Poverty means living with inadequate amounts of food, clothing, shelter, medicine and medical care. Still more people from developing countries are falling into deep poverty where incomes are only one-half of the poverty income level. Lifts a far smaller proportion of low-income families out of poverty in comparison to other nations. The poverty also is based on outdated family spending and homemaking patterns. It assumes the family will buy daily.
Other causes of high poverty, are the failure of wages of younger workers without a college education to keep up with inflation, the rising number of families headed by single mothers, the low income levels of poor families, the failure of absent family to provide supplementary income. So effects of poverty; for example, lack of food, family stress, less learning, crime, poor housing, bad health, and so on.
The poor, therefore, are poor relative to the rich in that specific country. In other words, it is an arbitrary relative measure. Compared to the numbers of poor in the world a century ago, ignoring the ups and downs of intervening business cycles. But I believe poverty are constantly shifting with person, time, place, and circumstance. Another important aspect of poverty solutions that we should prefer to ignore are the costs associated with social programs.
An estimate of the cost-benefit ratios of various poverty reducing plans and policies is convincing people to bear it. Even, In the early century, much time, effort, and money were spent reducing poverty in the World by restricting child labor, improving food and drug safety, establishing medical clinics, mandating compulsory school attendance, providing free school lunches, increasing minimum wages, and more.
So I think media is always needed for leading the social movement because strong media is the foundation of development and creation of a just and equitable society.

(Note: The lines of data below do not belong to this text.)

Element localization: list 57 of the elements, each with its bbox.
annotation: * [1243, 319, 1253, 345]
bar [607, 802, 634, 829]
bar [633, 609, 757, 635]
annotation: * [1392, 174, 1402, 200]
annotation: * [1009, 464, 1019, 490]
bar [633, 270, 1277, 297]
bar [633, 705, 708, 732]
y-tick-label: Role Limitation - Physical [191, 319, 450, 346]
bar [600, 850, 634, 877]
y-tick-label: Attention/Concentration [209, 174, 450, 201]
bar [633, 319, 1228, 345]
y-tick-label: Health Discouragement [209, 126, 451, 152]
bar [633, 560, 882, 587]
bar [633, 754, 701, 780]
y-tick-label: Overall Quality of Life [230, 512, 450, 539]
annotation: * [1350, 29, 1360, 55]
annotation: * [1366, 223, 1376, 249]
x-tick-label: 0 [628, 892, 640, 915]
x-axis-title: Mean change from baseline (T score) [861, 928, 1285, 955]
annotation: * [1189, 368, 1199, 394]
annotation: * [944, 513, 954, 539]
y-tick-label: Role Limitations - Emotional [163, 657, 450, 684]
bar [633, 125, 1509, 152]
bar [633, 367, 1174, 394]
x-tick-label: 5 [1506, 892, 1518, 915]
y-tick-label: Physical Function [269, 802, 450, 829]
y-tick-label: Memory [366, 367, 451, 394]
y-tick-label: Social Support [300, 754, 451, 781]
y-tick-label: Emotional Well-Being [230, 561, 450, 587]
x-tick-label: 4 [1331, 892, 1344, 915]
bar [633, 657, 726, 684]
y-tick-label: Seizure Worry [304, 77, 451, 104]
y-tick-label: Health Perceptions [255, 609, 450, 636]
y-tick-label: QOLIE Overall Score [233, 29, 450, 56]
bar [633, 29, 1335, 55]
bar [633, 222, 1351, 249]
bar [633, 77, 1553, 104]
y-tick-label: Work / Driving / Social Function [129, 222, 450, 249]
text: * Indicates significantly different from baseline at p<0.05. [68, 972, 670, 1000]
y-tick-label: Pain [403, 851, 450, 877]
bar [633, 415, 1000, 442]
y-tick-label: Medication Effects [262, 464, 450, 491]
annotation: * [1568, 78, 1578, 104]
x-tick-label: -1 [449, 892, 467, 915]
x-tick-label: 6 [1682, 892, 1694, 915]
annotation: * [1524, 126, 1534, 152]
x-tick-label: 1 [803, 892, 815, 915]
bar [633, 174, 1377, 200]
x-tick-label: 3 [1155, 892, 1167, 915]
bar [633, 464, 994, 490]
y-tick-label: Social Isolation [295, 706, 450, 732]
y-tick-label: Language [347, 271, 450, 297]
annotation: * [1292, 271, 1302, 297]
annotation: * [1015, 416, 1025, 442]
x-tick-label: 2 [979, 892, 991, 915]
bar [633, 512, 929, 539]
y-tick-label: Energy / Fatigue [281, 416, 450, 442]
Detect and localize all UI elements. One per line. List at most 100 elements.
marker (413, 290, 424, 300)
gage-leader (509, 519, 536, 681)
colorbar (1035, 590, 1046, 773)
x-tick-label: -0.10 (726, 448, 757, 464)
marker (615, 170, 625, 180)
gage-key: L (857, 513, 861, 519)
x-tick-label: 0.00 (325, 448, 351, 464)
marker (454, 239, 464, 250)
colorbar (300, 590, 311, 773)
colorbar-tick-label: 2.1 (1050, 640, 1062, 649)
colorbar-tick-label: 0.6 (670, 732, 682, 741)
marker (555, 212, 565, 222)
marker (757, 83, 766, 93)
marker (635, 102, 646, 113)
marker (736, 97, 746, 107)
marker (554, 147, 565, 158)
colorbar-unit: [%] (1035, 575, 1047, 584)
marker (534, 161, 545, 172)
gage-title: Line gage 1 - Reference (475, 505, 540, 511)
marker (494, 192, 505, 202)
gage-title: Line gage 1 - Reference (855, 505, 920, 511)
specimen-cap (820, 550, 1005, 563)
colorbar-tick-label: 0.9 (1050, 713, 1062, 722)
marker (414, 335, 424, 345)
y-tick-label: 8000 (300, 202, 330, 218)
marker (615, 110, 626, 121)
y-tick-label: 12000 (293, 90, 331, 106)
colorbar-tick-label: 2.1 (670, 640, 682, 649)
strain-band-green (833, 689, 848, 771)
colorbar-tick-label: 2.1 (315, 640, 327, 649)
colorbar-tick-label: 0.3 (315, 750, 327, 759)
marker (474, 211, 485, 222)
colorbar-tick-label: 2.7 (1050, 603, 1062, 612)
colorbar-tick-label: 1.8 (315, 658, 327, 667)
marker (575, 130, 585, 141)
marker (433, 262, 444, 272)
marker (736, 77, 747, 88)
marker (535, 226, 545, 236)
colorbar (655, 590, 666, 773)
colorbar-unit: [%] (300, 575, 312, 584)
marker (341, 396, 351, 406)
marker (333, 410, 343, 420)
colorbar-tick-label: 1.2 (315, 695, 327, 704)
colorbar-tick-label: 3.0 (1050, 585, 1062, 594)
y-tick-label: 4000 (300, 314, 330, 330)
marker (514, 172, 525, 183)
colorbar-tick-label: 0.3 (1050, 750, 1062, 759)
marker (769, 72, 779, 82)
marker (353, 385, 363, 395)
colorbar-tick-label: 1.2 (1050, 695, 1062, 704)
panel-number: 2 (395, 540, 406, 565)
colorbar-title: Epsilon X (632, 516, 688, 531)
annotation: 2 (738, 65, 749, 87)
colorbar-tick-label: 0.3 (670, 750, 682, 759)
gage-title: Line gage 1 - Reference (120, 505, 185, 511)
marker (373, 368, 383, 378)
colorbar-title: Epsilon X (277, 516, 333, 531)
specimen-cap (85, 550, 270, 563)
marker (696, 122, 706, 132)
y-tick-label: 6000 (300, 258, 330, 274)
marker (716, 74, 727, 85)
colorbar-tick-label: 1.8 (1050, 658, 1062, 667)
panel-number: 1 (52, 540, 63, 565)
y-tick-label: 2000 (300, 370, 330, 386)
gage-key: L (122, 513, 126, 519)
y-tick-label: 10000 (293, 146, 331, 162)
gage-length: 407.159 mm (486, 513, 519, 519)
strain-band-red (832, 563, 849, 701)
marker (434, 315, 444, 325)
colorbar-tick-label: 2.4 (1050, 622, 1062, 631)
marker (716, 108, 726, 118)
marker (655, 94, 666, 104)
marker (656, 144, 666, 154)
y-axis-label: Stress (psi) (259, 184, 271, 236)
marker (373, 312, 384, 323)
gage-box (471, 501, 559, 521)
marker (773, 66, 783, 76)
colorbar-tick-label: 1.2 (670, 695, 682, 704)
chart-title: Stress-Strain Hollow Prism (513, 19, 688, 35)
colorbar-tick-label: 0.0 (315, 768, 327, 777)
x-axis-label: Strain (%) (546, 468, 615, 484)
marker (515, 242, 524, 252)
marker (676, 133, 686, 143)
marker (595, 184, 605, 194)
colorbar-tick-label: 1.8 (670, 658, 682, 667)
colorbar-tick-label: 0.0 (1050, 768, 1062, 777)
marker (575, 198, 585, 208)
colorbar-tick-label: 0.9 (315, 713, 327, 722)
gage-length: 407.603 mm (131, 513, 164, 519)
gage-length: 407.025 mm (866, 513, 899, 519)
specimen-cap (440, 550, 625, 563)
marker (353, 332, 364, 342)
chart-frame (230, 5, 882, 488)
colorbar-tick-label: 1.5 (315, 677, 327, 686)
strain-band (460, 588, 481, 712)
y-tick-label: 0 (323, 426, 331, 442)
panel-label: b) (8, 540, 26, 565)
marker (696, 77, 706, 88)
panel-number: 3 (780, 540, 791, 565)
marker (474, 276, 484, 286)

Media should rally for bigger social transformation and stability through social concentration, and to bring about social reforms. Media also can help bring about drastic and conceptual changes. So, media have to be trained in the skills they will need to organize poverty reduction program, action, including public speaking, managing people, preparing effective appeals for support, and identifying and neutralizing informants.
Media also can be organized by external actors such as NGOs, regional or international organizations and understanding.